Due to the effects of migration and the Atlantic slave trade, there are descendant ethnic Igbo populations in countries such as Cameroon and Equatorial Guinea, as well as outside Africa. Their exact population outside Africa is unknown, but today many African Americans and Afro Caribbeans are of Igbo descent. According to Liberian historians the fifth president of Liberia Edward James Roye was of Igbo descent.
On 17 January 2015, the good people of Igboland resident in West Flanders converged at Headquarters in Brugges and officially bequeathed to themselves a Constitution.The document reads, in part, as follows:
Ndigbo West Flanders is established for the purpose set forth in this article as well as other
clearly related purposes that may not have been specifically mentioned in this article.

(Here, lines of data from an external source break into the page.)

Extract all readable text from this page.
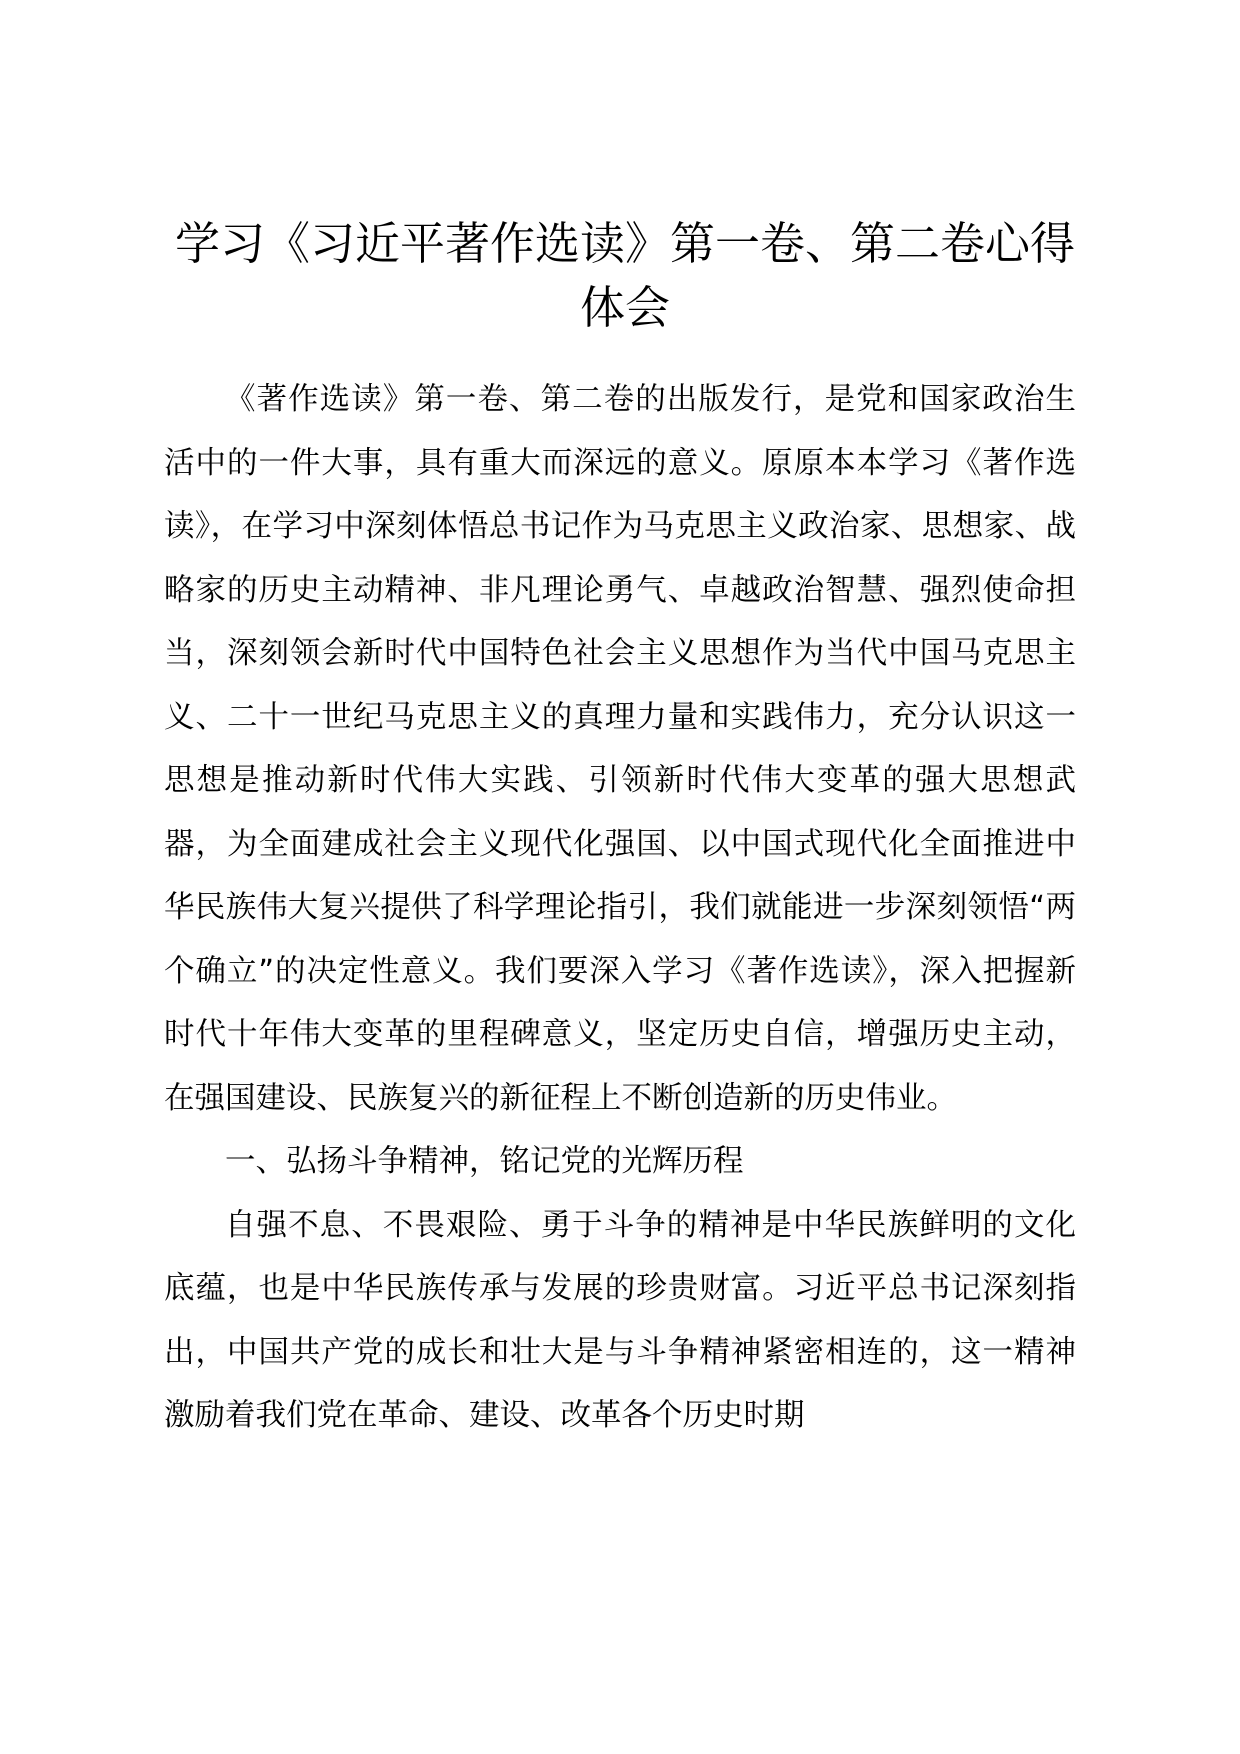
学习《习近平著作选读》第一卷、第二卷心得
体会

《著作选读》第一卷、第二卷的出版发行，是党和国家政治生活中的一件大事，具有重大而深远的意义。原原本本学习《著作选读》，在学习中深刻体悟总书记作为马克思主义政治家、思想家、战略家的历史主动精神、非凡理论勇气、卓越政治智慧、强烈使命担当，深刻领会新时代中国特色社会主义思想作为当代中国马克思主义、二十一世纪马克思主义的真理力量和实践伟力，充分认识这一思想是推动新时代伟大实践、引领新时代伟大变革的强大思想武器，为全面建成社会主义现代化强国、以中国式现代化全面推进中华民族伟大复兴提供了科学理论指引，我们就能进一步深刻领悟“两个确立”的决定性意义。我们要深入学习《著作选读》，深入把握新时代十年伟大变革的里程碑意义，坚定历史自信，增强历史主动，在强国建设、民族复兴的新征程上不断创造新的历史伟业。

一、弘扬斗争精神，铭记党的光辉历程

自强不息、不畏艰险、勇于斗争的精神是中华民族鲜明的文化底蕴，也是中华民族传承与发展的珍贵财富。习近平总书记深刻指出，中国共产党的成长和壮大是与斗争精神紧密相连的，这一精神激励着我们党在革命、建设、改革各个历史时期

ARTICLE I: NAME AND SEAT Art. 1.1 The organisation shall be known and addressed as “NDIGBO WEST FLANDERS” (hereafter called “The Organisation”)
Art. 1.2 The registered seat of the organisation, for the time being, shall be Moerstraat 96, 8000 Brugge. The General Assembly can pass a resolution at any time deemed necessary to change the address of the organisation
ARTICLE 2: STATUS Of THE ORGANISATION
Art. 2.1 The Organisation shall exist as a non-profit, Non-Governmental Organisation with legal rights and obligations distinct from that of its members under Belgian Laws.